July 10.—Camped two hours on the top of Sugar Hill, with a glorious view of the mountain ranges and surrounding country, then drove down to Franconia for the night, near the Notch.
July 11.—Everything perfect! Cooler after the successive days of heat, the fine roads through the woods freshened as from recent showers. Echo Lake, the Profile House and cottages, Profile Lake and the Old Man, whose stony face is grand as ever, the Pemigewassett, clear as crystal, tumbling over the whitened rocks, the Basin, Pool and Flume—all these attractions of the Franconia Notch drive were never more beautiful. We left our horse at the Flume House stables and walked the mile to the end of the Flume, along the board walks, through the narrow gorge where the boulder once hung, and climbed higher yet the rocks above the cascade. The afternoon drive of seventeen miles through North Woodstock and Thornton brought us to Campton for the night.

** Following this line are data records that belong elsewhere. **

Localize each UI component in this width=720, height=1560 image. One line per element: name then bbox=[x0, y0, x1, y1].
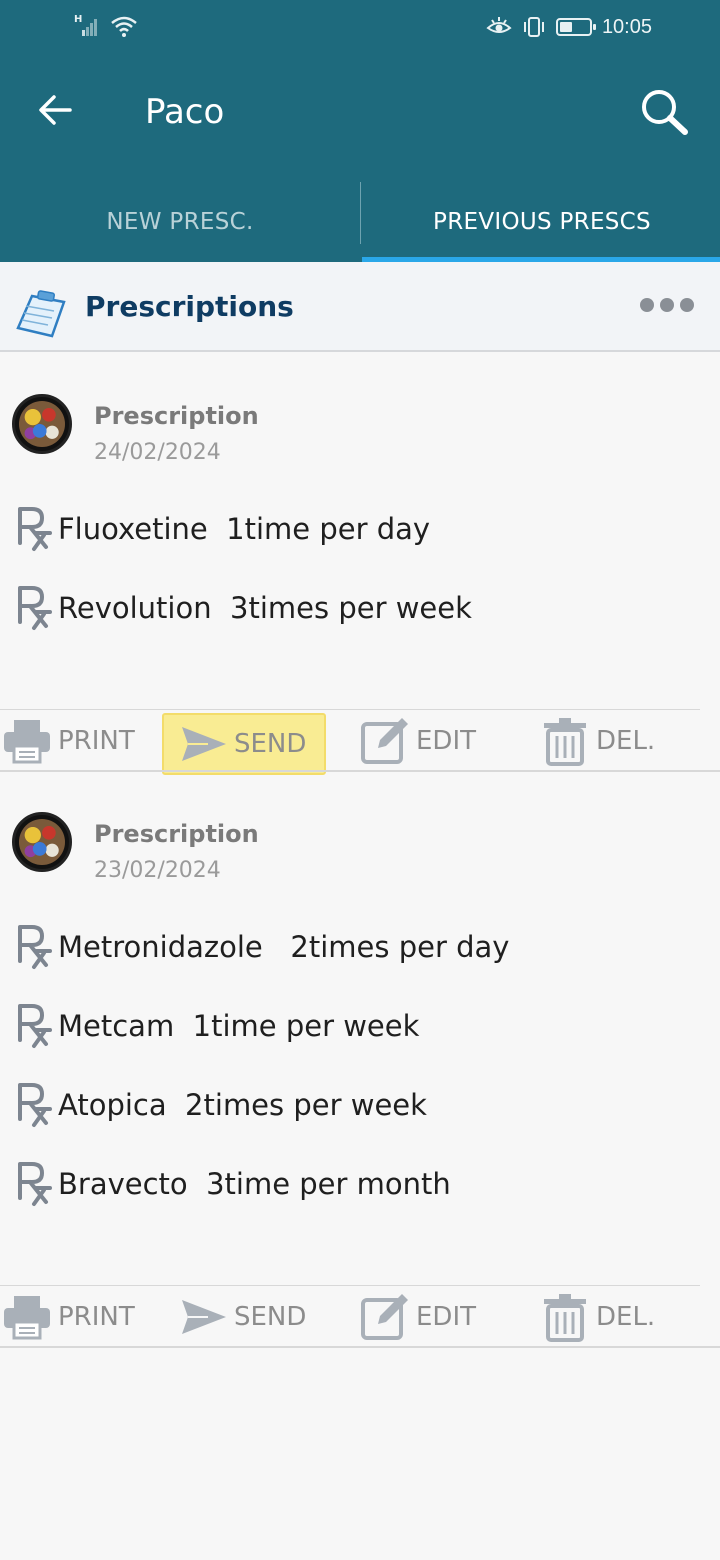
vibrate-icon bbox=[524, 17, 544, 37]
arrow-left-icon[interactable] bbox=[36, 90, 76, 130]
send-icon bbox=[182, 1300, 226, 1334]
medication-item: Revolution 3times per week bbox=[14, 583, 472, 633]
print-label: PRINT bbox=[58, 1302, 135, 1332]
clipboard-icon bbox=[16, 290, 66, 338]
section-header: Prescriptions bbox=[0, 262, 720, 352]
edit-button[interactable]: EDIT bbox=[360, 713, 476, 769]
medication-item: Metcam 1time per week bbox=[14, 1001, 419, 1051]
medication-text: Bravecto 3time per month bbox=[58, 1167, 451, 1201]
delete-button[interactable]: DEL. bbox=[540, 1289, 655, 1345]
prescription-card: Prescription 24/02/2024 Fluoxetine 1time… bbox=[0, 354, 720, 775]
edit-icon bbox=[361, 1294, 408, 1340]
trash-icon bbox=[544, 1294, 586, 1342]
printer-icon bbox=[4, 720, 50, 764]
search-icon[interactable] bbox=[638, 86, 690, 138]
delete-button[interactable]: DEL. bbox=[540, 713, 655, 769]
medication-text: Revolution 3times per week bbox=[58, 591, 472, 625]
app-header: H 10:05 Paco NEW PRESC. PREVIOUS PRESCS bbox=[0, 0, 720, 262]
pills-avatar bbox=[12, 812, 72, 872]
send-button[interactable]: SEND bbox=[178, 1289, 306, 1345]
prescription-card: Prescription 23/02/2024 Metronidazole 2t… bbox=[0, 772, 720, 1348]
edit-label: EDIT bbox=[416, 726, 476, 756]
more-horizontal-icon[interactable] bbox=[640, 298, 694, 312]
medication-item: Atopica 2times per week bbox=[14, 1080, 427, 1130]
clock: 10:05 bbox=[601, 16, 652, 38]
rx-icon bbox=[18, 586, 52, 630]
delete-label: DEL. bbox=[596, 1302, 656, 1332]
send-label: SEND bbox=[234, 729, 307, 759]
prescription-date: 23/02/2024 bbox=[94, 858, 221, 883]
medication-item: Fluoxetine 1time per day bbox=[14, 504, 430, 554]
medication-text: Metronidazole 2times per day bbox=[58, 930, 510, 964]
divider bbox=[0, 1285, 700, 1286]
print-button[interactable]: PRINT bbox=[2, 1289, 135, 1345]
print-label: PRINT bbox=[58, 726, 135, 756]
prescription-title: Prescription bbox=[94, 402, 259, 430]
tab-new-presc[interactable]: NEW PRESC. bbox=[0, 182, 360, 262]
send-label: SEND bbox=[234, 1302, 307, 1332]
card-separator bbox=[0, 1346, 720, 1348]
edit-icon bbox=[361, 718, 408, 764]
eye-comfort-icon bbox=[486, 17, 512, 33]
print-button[interactable]: PRINT bbox=[2, 713, 135, 769]
rx-icon bbox=[18, 1004, 52, 1048]
edit-button[interactable]: EDIT bbox=[360, 1289, 476, 1345]
send-button[interactable]: SEND bbox=[162, 713, 326, 775]
page-title: Paco bbox=[145, 92, 225, 132]
status-bar: H 10:05 bbox=[0, 0, 720, 56]
medication-item: Metronidazole 2times per day bbox=[14, 922, 509, 972]
medication-text: Metcam 1time per week bbox=[58, 1009, 420, 1043]
delete-label: DEL. bbox=[596, 726, 656, 756]
network-type-label: H bbox=[74, 14, 83, 25]
rx-icon bbox=[18, 507, 52, 551]
section-title: Prescriptions bbox=[85, 290, 294, 323]
tab-divider bbox=[360, 182, 361, 244]
pills-avatar bbox=[12, 394, 72, 454]
edit-label: EDIT bbox=[416, 1302, 476, 1332]
prescription-title: Prescription bbox=[94, 820, 259, 848]
medication-text: Atopica 2times per week bbox=[58, 1088, 427, 1122]
tab-previous-prescs[interactable]: PREVIOUS PRESCS bbox=[362, 182, 720, 262]
rx-icon bbox=[18, 1083, 52, 1127]
medication-text: Fluoxetine 1time per day bbox=[58, 512, 431, 546]
battery-icon bbox=[556, 18, 596, 36]
trash-icon bbox=[544, 718, 586, 766]
rx-icon bbox=[18, 1162, 52, 1206]
prescription-date: 24/02/2024 bbox=[94, 440, 221, 465]
medication-item: Bravecto 3time per month bbox=[14, 1159, 451, 1209]
printer-icon bbox=[4, 1296, 50, 1340]
signal-icon: H bbox=[74, 14, 100, 38]
divider bbox=[0, 709, 700, 710]
send-icon bbox=[182, 727, 226, 761]
rx-icon bbox=[18, 925, 52, 969]
wifi-icon bbox=[111, 16, 137, 37]
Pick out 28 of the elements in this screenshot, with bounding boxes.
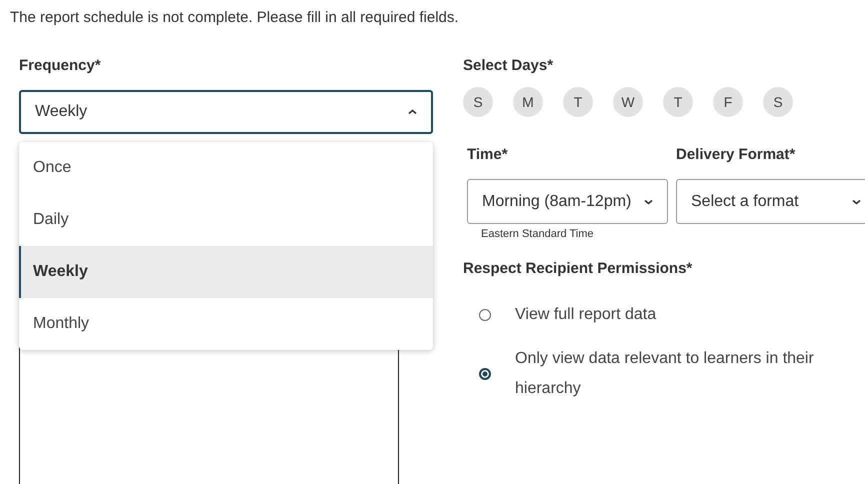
radio-button[interactable] bbox=[479, 368, 491, 380]
caret-icon bbox=[644, 198, 653, 204]
field-label: Frequency* bbox=[19, 57, 102, 76]
menu-item[interactable]: Once bbox=[19, 142, 433, 194]
radio-label: View full report data bbox=[515, 305, 658, 325]
caret-icon bbox=[852, 198, 861, 204]
day-toggle[interactable]: M bbox=[513, 87, 543, 117]
day-toggle[interactable]: S bbox=[763, 87, 793, 117]
day-toggle[interactable]: W bbox=[613, 87, 643, 117]
frequency-select[interactable]: Weekly bbox=[19, 90, 433, 134]
field-label: Delivery Format* bbox=[676, 146, 796, 165]
day-toggle[interactable]: F bbox=[713, 87, 743, 117]
time-select[interactable]: Morning (8am-12pm) bbox=[467, 179, 668, 224]
day-toggle[interactable]: T bbox=[563, 87, 593, 117]
format-select[interactable]: Select a format bbox=[676, 179, 865, 224]
field-label: Select Days* bbox=[463, 57, 554, 76]
day-toggle[interactable]: T bbox=[663, 87, 693, 117]
field-label: Respect Recipient Permissions* bbox=[463, 260, 694, 279]
timezone-hint: Eastern Standard Time bbox=[481, 228, 595, 240]
menu-item[interactable]: Daily bbox=[19, 194, 433, 246]
radio-button[interactable] bbox=[479, 309, 491, 321]
menu-item[interactable]: Monthly bbox=[19, 298, 433, 350]
caret-icon bbox=[408, 109, 417, 115]
field-label: Time* bbox=[467, 146, 509, 165]
radio-label: Only view data relevant to learners in their hierarchy bbox=[515, 349, 815, 399]
validation-message: The report schedule is not complete. Please fill in all required fields. bbox=[9, 8, 460, 28]
menu-item[interactable]: Weekly bbox=[19, 246, 433, 298]
day-toggle[interactable]: S bbox=[463, 87, 493, 117]
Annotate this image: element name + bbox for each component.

July 12.—Drove from Campton to the Weirs. We well remember the zigzag roads from Plymouth up and down the steepest hills, and today they seemed steeper and longer than ever, for thunder showers were all about us. We stopped an hour at a farmhouse, thinking they were surely coming near, and from this high point watched the scattering of the showers, by the lake and high hills. We then drove into one, concealed by a hill, and got our first and only wetting on the journey. Two beautiful rainbows compensated.
We were cordially welcomed at the Lakeside House at Weirs, where we have been so many times and always feel at home. Here we found our second mail, and sent greeting to many friends associated with Lake Winnipiseogee.
July 14.—Spent the night at Sunapee Lake, where we were refreshed by cool breezes. A year ago this date we were at Sebago Lake, Me.
July 15.—A brisk shower just after breakfast made our morning drive one of the pleasantest, the first five miles through lovely woods, with glimpses of the lake. We spent an hour at a blacksmith shop before going to the hotel at Antrim for the night, and had to ask to have the buggy left in the sun it was so cool! While there we read of the disastrous thunder showers everywhere, except on our route, which had broken the spell of excessive heat.
July 16.—A perfect Sunday morning and a glorious drive—lonely, we were told, and perhaps so on a cold, dark day, but no way could be lonely on such a day. Theroads were narrow, sometimes grass-grown, with the trees over-reaching, and a profusion of white blossoms bordered the roadside.
Exclamations of surprise greeted us as we drove to the cottage by the lake, where we spent the rainy Sunday two weeks ago. We took snap shots of our friends and left messages for those soon to join them for the summer. We do not tell you where this restful spot is, for somehow we feel more in sympathy with our friends who like the seclusion, than with the man who would like to “boom” the place, and asked us to mention he had land to sell.
July 17.—Another bright day! What wonderful weather! And how lovely the drive over Dublin hills overlooking the lake, with beautiful summer homes all along the way and varying views of Monadnock!
July 18.—Took a parting snap shot of Monadnock, for the sun shone on this last day of our journey, as it has done on every other—except that first rainy Sunday, when stopping over for the rain brought us at just the right time at every point on the trip.
According to record of distances in Wheeling Notes, we have journeyed five hundred and forty miles, over four hundred by carriage, and the time record is two weeks and five days. If odometers and carriage clocks had been in vogue from the beginning of our journeying, the sum total recorded would be about 14000 MILES, and nearly two years in time. A journey now would seem incomplete without a note-book tucked behind the cushion, for remarks along the way.